Os atos estão marcados para o dia 30 de junho. Segundo os organizadores, os horários e locais das manifestações serão divulgados nos próximos dias.
Mobilização busca pressionar Senado pela aprovação da PEC
A convocação ocorre após a aprovação, pela Câmara dos Deputados, da Proposta de Emenda à Constituição (PEC) 221/2019, em 27 de maio.
A proposta altera a escala de trabalho de seis dias trabalhados para um de descanso (6×1) para cinco dias trabalhados e dois de folga (5×2). Além disso, o texto reduz a jornada semanal de 44 horas para 40 horas ao longo de um período de transição.
Agora, a PEC aguarda análise do Senado Federal.
O presidente da CUT, Sérgio Nobre, afirmou que a mobilização nas ruas e nas redes sociais será importante para ampliar a pressão sobre os senadores.
Segundo ele, os atos ganham relevância porque, no dia seguinte às manifestações, em 1º de julho, o Senado realizará uma audiência pública para discutir o fim da escala 6×1.
“Estamos perto de conquistar essa pauta. Isso aí é uma conquista que a gente vai comemorar por muitos e muitos anos, e vai ser um marco na história do movimento sindical brasileiro”, declarou Sérgio Nobre.
Entenda o que prevê a PEC da jornada de 40 horas
A proposta aprovada pela Câmara estabelece uma implementação gradual da redução da jornada de trabalho.
Pelo texto, a mudança não ocorrerá de forma imediata.

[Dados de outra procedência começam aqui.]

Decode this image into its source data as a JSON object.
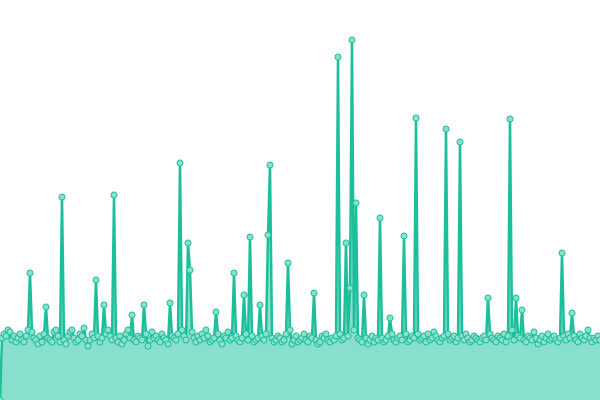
{
  "chart_data": {
    "type": "area",
    "title": "",
    "xlabel": "",
    "ylabel": "",
    "grid": false,
    "legend": "none",
    "ylim": [
      0,
      360
    ],
    "colors": {
      "line": "#1dbf9b",
      "fill": "#87dfcc",
      "point_fill": "#8ae0cc",
      "point_stroke": "#1dbf9b"
    },
    "series": [
      {
        "values": [
          0,
          62,
          66,
          64,
          70,
          68,
          60,
          64,
          58,
          62,
          66,
          60,
          58,
          64,
          70,
          127,
          68,
          62,
          60,
          56,
          64,
          58,
          66,
          93,
          62,
          60,
          58,
          68,
          70,
          64,
          58,
          203,
          60,
          56,
          64,
          68,
          70,
          62,
          58,
          60,
          66,
          64,
          72,
          60,
          54,
          60,
          66,
          62,
          120,
          64,
          58,
          62,
          95,
          66,
          70,
          64,
          60,
          205,
          62,
          58,
          64,
          56,
          60,
          66,
          70,
          62,
          85,
          60,
          58,
          64,
          62,
          60,
          95,
          66,
          54,
          60,
          68,
          62,
          64,
          60,
          58,
          66,
          62,
          60,
          56,
          97,
          64,
          62,
          60,
          66,
          237,
          70,
          64,
          60,
          157,
          130,
          68,
          62,
          58,
          64,
          60,
          66,
          62,
          70,
          64,
          58,
          60,
          62,
          88,
          66,
          60,
          56,
          64,
          62,
          68,
          60,
          62,
          127,
          64,
          60,
          58,
          62,
          105,
          66,
          60,
          163,
          64,
          58,
          60,
          62,
          95,
          64,
          60,
          66,
          165,
          235,
          62,
          58,
          60,
          64,
          62,
          58,
          60,
          66,
          137,
          70,
          56,
          60,
          64,
          58,
          60,
          62,
          66,
          60,
          58,
          64,
          62,
          107,
          60,
          56,
          58,
          64,
          62,
          66,
          60,
          58,
          62,
          60,
          64,
          343,
          66,
          60,
          62,
          157,
          64,
          112,
          360,
          70,
          197,
          62,
          60,
          58,
          105,
          62,
          56,
          60,
          64,
          58,
          62,
          60,
          182,
          62,
          58,
          60,
          64,
          82,
          66,
          60,
          58,
          62,
          64,
          60,
          164,
          66,
          58,
          60,
          64,
          62,
          282,
          66,
          60,
          62,
          64,
          58,
          66,
          60,
          62,
          68,
          64,
          60,
          58,
          62,
          64,
          271,
          66,
          60,
          62,
          64,
          58,
          62,
          258,
          64,
          60,
          66,
          62,
          58,
          60,
          64,
          62,
          60,
          58,
          62,
          64,
          60,
          102,
          66,
          62,
          60,
          58,
          64,
          62,
          60,
          66,
          58,
          64,
          281,
          70,
          60,
          102,
          64,
          62,
          90,
          60,
          58,
          64,
          62,
          60,
          68,
          62,
          56,
          60,
          64,
          58,
          62,
          66,
          60,
          62,
          64,
          60,
          58,
          62,
          147,
          64,
          60,
          66,
          62,
          87,
          64,
          60,
          58,
          66,
          62,
          60,
          64,
          70,
          62,
          58,
          62,
          60,
          64,
          60
        ]
      }
    ]
  }
}
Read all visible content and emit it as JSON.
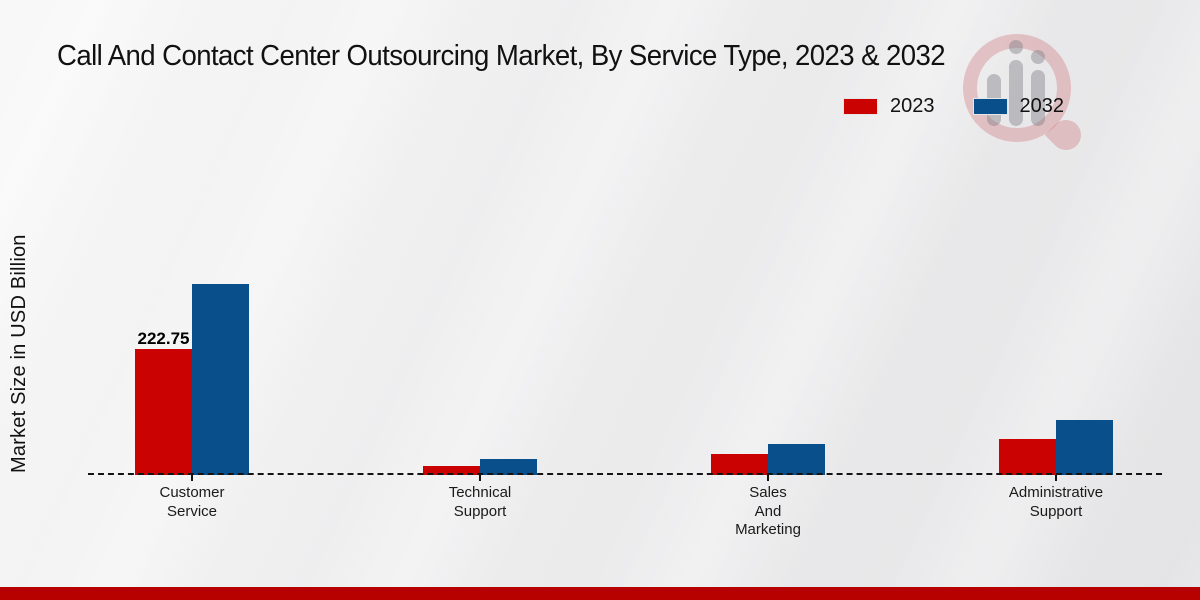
{
  "header": {
    "title": "Call And Contact Center Outsourcing Market, By Service Type, 2023 & 2032"
  },
  "colors": {
    "series_2023": "#ca0202",
    "series_2032": "#084f8c",
    "bottom_band": "#b70101",
    "axis": "#141414",
    "text": "#1a1a1a"
  },
  "chart_data": {
    "type": "bar",
    "title": "Call And Contact Center Outsourcing Market, By Service Type, 2023 & 2032",
    "ylabel": "Market Size in USD Billion",
    "xlabel": "",
    "categories": [
      "Customer\nService",
      "Technical\nSupport",
      "Sales\nAnd\nMarketing",
      "Administrative\nSupport"
    ],
    "series": [
      {
        "name": "2023",
        "color": "#ca0202",
        "values": [
          222.75,
          16,
          38,
          63
        ]
      },
      {
        "name": "2032",
        "color": "#084f8c",
        "values": [
          337.7,
          28,
          55,
          97
        ]
      }
    ],
    "annotations": [
      {
        "series_index": 0,
        "category_index": 0,
        "text": "222.75"
      }
    ],
    "ylim": [
      0,
      350
    ],
    "grid": false,
    "legend_position": "top-right",
    "baseline_style": "dashed"
  },
  "watermark": {
    "label": "logo-watermark"
  }
}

Sessenta dias após a publicação da emenda constitucional, a jornada máxima permitida cairá de 44 para 42 horas semanais.
Posteriormente, a carga horária máxima de 40 horas semanais passará a valer 14 meses após a publicação da emenda.
Direito a dois dias de folga entra em vigor antes
Embora a redução total da jornada aconteça de forma escalonada, o direito a dois dias de descanso por semana terá aplicação mais rápida.
De acordo com a proposta, os trabalhadores passarão a ter direito a duas folgas semanais após o prazo inicial de 60 dias da promulgação da emenda.
O texto também estabelece que uma dessas folgas deverá ocorrer, preferencialmente, aos domingos, independentemente do limite semanal de horas que estiver em vigor durante o período de transição.